ある日の午後3時ごろ、いつも通り立ち上がり練習を15回×3セット終えたあたりで、その方の顔色がふっと変わりました。冷や汗、手の震え——すぐピンときました。低血糖です。血糖値を測ると62mg/dL。運動前が110mg/dLだったので、急激に下がっていたことになります。
「先生、なんかぼーっとする」とご本人。表情がいつもとちがって、目の焦点が定まっていませんでした。補食してもらいながら、正直、「しまった」と思いました。運動のタイミングと前回の薬の飲み方について、もっとちゃんと確認しておくべきでした。意欲があるからこそ、こちらが慎重にならないといけなかった。

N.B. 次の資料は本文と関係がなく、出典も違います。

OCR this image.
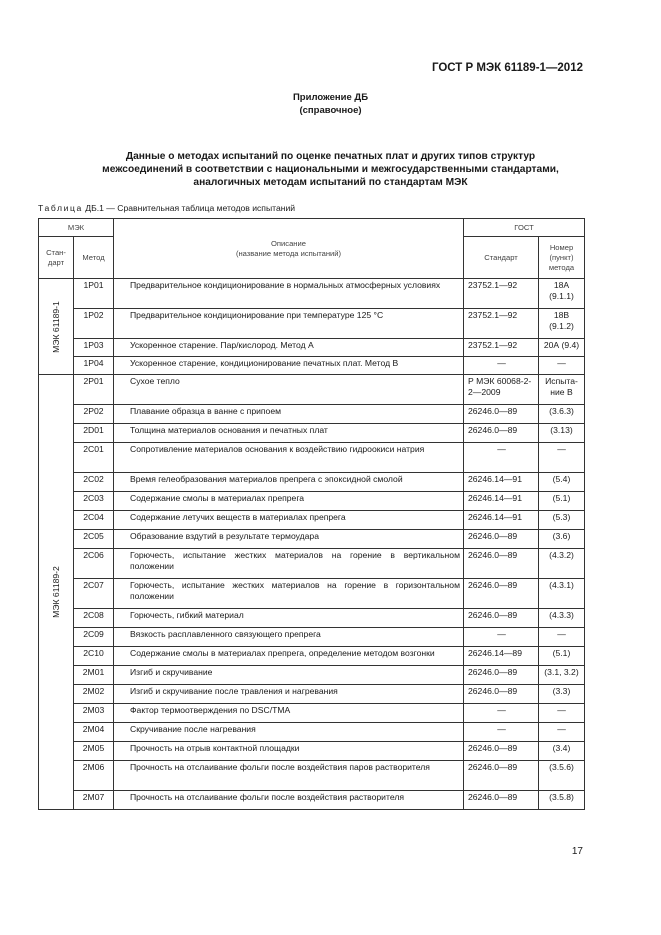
ГОСТ Р МЭК 61189-1—2012
Приложение ДБ
(справочное)
Данные о методах испытаний по оценке печатных плат и других типов структур
межсоединений в соответствии с национальными и межгосударственными стандартами,
аналогичных методам испытаний по стандартам МЭК
Таблица ДБ.1 — Сравнительная таблица методов испытаний
МЭК		Описание
(название метода испытаний)	ГОСТ	
Стан-дарт	Метод		Стандарт	Номер (пункт) метода

МЭК 61189-1	1P01	Предварительное кондиционирование в нормальных атмосферных условиях	23752.1—92	18А (9.1.1)
	1P02	Предварительное кондиционирование при температуре 125 °С	23752.1—92	18В (9.1.2)
	1P03	Ускоренное старение. Пар/кислород. Метод А	23752.1—92	20А (9.4)
	1P04	Ускоренное старение, кондиционирование печатных плат. Метод В	—	—

МЭК 61189-2	2P01	Сухое тепло	Р МЭК 60068-2-2—2009	Испыта-ние В
	2P02	Плавание образца в ванне с припоем	26246.0—89	(3.6.3)
	2D01	Толщина материалов основания и печатных плат	26246.0—89	(3.13)
	2C01	Сопротивление материалов основания к воздействию гидроокиси натрия	—	—
	2C02	Время гелеобразования материалов препрега с эпоксидной смолой	26246.14—91	(5.4)
	2C03	Содержание смолы в материалах препрега	26246.14—91	(5.1)
	2C04	Содержание летучих веществ в материалах препрега	26246.14—91	(5.3)
	2C05	Образование вздутий в результате термоудара	26246.0—89	(3.6)
	2C06	Горючесть, испытание жестких материалов на горение в вертикальном положении	26246.0—89	(4.3.2)
	2C07	Горючесть, испытание жестких материалов на горение в горизонтальном положении	26246.0—89	(4.3.1)
	2C08	Горючесть, гибкий материал	26246.0—89	(4.3.3)
	2C09	Вязкость расплавленного связующего препрега	—	—
	2C10	Содержание смолы в материалах препрега, определение методом возгонки	26246.14—89	(5.1)
	2M01	Изгиб и скручивание	26246.0—89	(3.1, 3.2)
	2M02	Изгиб и скручивание после травления и нагревания	26246.0—89	(3.3)
	2M03	Фактор термоотверждения по DSC/TMA	—	—
	2M04	Скручивание после нагревания	—	—
	2M05	Прочность на отрыв контактной площадки	26246.0—89	(3.4)
	2M06	Прочность на отслаивание фольги после воздействия паров растворителя	26246.0—89	(3.5.6)
	2M07	Прочность на отслаивание фольги после воздействия растворителя	26246.0—89	(3.5.8)
17
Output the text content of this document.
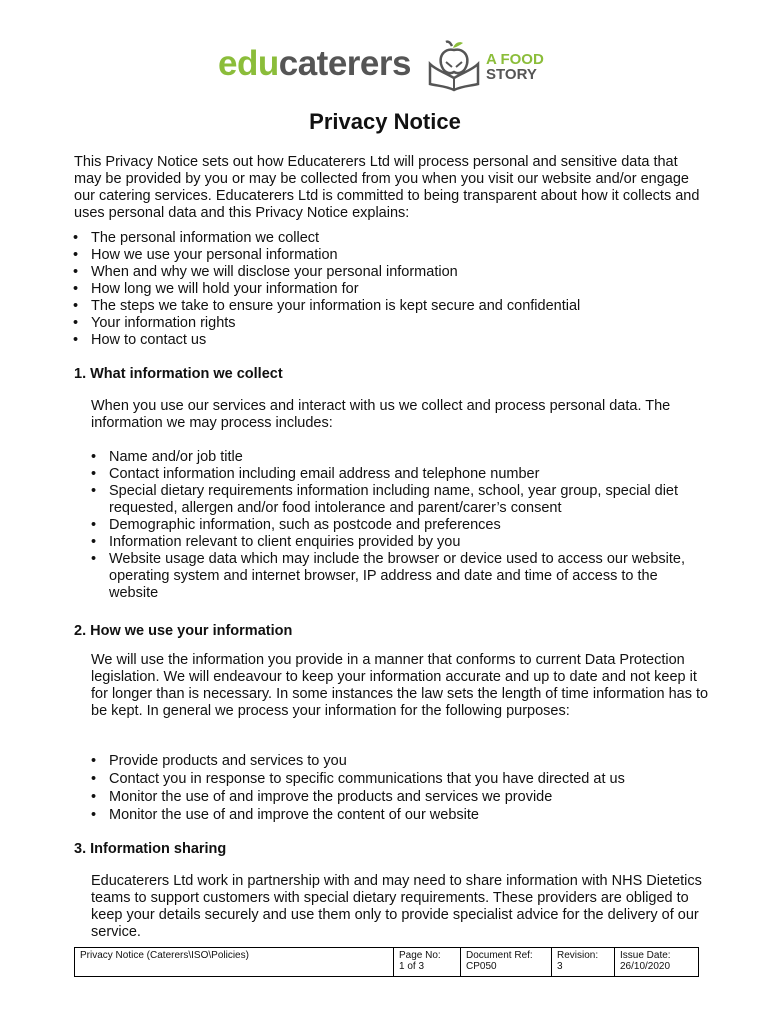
educaterers	A FOOD
STORY
Privacy Notice

This Privacy Notice sets out how Educaterers Ltd will process personal and sensitive data that may be provided by you or may be collected from you when you visit our website and/or engage our catering services. Educaterers Ltd is committed to being transparent about how it collects and uses personal data and this Privacy Notice explains:

• The personal information we collect
• How we use your personal information
• When and why we will disclose your personal information
• How long we will hold your information for
• The steps we take to ensure your information is kept secure and confidential
• Your information rights
• How to contact us

1. What information we collect

When you use our services and interact with us we collect and process personal data. The information we may process includes:

• Name and/or job title
• Contact information including email address and telephone number
• Special dietary requirements information including name, school, year group, special diet requested, allergen and/or food intolerance and parent/carer’s consent
• Demographic information, such as postcode and preferences
• Information relevant to client enquiries provided by you
• Website usage data which may include the browser or device used to access our website, operating system and internet browser, IP address and date and time of access to the website

2. How we use your information

We will use the information you provide in a manner that conforms to current Data Protection legislation. We will endeavour to keep your information accurate and up to date and not keep it for longer than is necessary. In some instances the law sets the length of time information has to be kept. In general we process your information for the following purposes:

• Provide products and services to you
• Contact you in response to specific communications that you have directed at us
• Monitor the use of and improve the products and services we provide
• Monitor the use of and improve the content of our website

3. Information sharing

Educaterers Ltd work in partnership with and may need to share information with NHS Dietetics teams to support customers with special dietary requirements. These providers are obliged to keep your details securely and use them only to provide specialist advice for the delivery of our service.

Privacy Notice (Caterers\ISO\Policies)	Page No:
1 of 3
Document Ref:
CP050
Revision:
3
Issue Date:
26/10/2020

それ以来、糖尿病のある患者さんのリハビリ前には、血糖値・食事摂取量・薬のタイミングの3つを必ず確認するようにしています。「運動は良いこと」は間違いないのですが、タイミングと状態確認がセットでなければ、意欲が逆にリスクになることもある——これは18年やってきて、今でも頭に刻んでいることです。
注意したいポイント
- 運動前後の血糖値の変動に注意し、低血糖症状(冷や汗・ふらつき等)が出たら中止する
- 足に傷や潰瘍がある場合は、主治医に運動の可否を確認する
- 息を止めて力む動作(高強度のいきみ)は血圧上昇につながるため避ける
- 持病やインスリン治療中の方は、運動の種類・タイミングについて主治医・理学療法士に相談する
Q&A
Q1. ウォーキングだけでは不十分なのでしょうか?
ウォーキングなどの有酸素運動も血糖コントロールに有効ですが、筋肉量の維持・増加という点では筋トレに特有の効果があります。可能であれば、有酸素運動と筋トレを組み合わせることで、より大きな効果が期待できると報告されています。
Q2. 筋トレはいつ行うのが効果的ですか?
食後の血糖値が上がりやすい時間帯(食後1〜2時間以内)に運動を取り入れると、血糖値の上昇を緩やかにする効果が期待できます。ただし、インスリンや血糖を下げる薬を使用している方は、低血糖のリスクもあるため、タイミングについて医師に相談することをおすすめします。
まとめ
- 筋肉は血糖を取り込む重要な組織であり、筋肉量・質の維持が血糖コントロールに直結する
- レジスタンストレーニングは2型糖尿病の血糖・脂質・血圧の改善に補助的に有効とされる
- 下肢を中心とした自重トレーニングで十分な効果が期待できる
- 週2〜3回、「ややきつい」と感じる程度を目安に継続することが大切
- 持病がある方は、必ず主治医や専門職に相談しながら進める
参考文献
- Paluch AE et al. Resistance Exercise Training in Individuals With and at Risk for Cardiovascular Disease: 2023 Update. Circulation. 2024;149:e217-e231. doi: 10.1161/CIR.0000000000001189
- Fan T et al. Resistance Training Intensity Differences for Type 2 Diabetes Mellitus: A Systematic Review and Meta-analysis. Healthcare. 2023;11(3):440. doi: 10.3390/healthcare11030440
- Yoshiko A, Watanabe K. Impact of home-based squat training with two-depths on lower limb muscle parameters and physical functional tests in older adults. Sci Rep. 2021;11(1):6855. doi: 10.1038/s41598-021-86030-7
- Phillips SM et al. American College of Sports Medicine Position Stand. Resistance Training Prescription for Muscle Function, Hypertrophy, and Physical Performance in Healthy Adults: An Overview of Reviews. Med Sci Sports Exerc. 2026. doi: 10.1249/MSS.0000000000003786
免責事項
本記事は一般的な情報提供を目的としており、特定の疾患の診断・治療を目的としたものではありません。糖尿病の治療を受けている方、持病をお持ちの方は、運動を開始する前に必ず主治医にご相談ください。本記事の内容を実践される際は、自己の状態に応じて無理のない範囲で行ってください。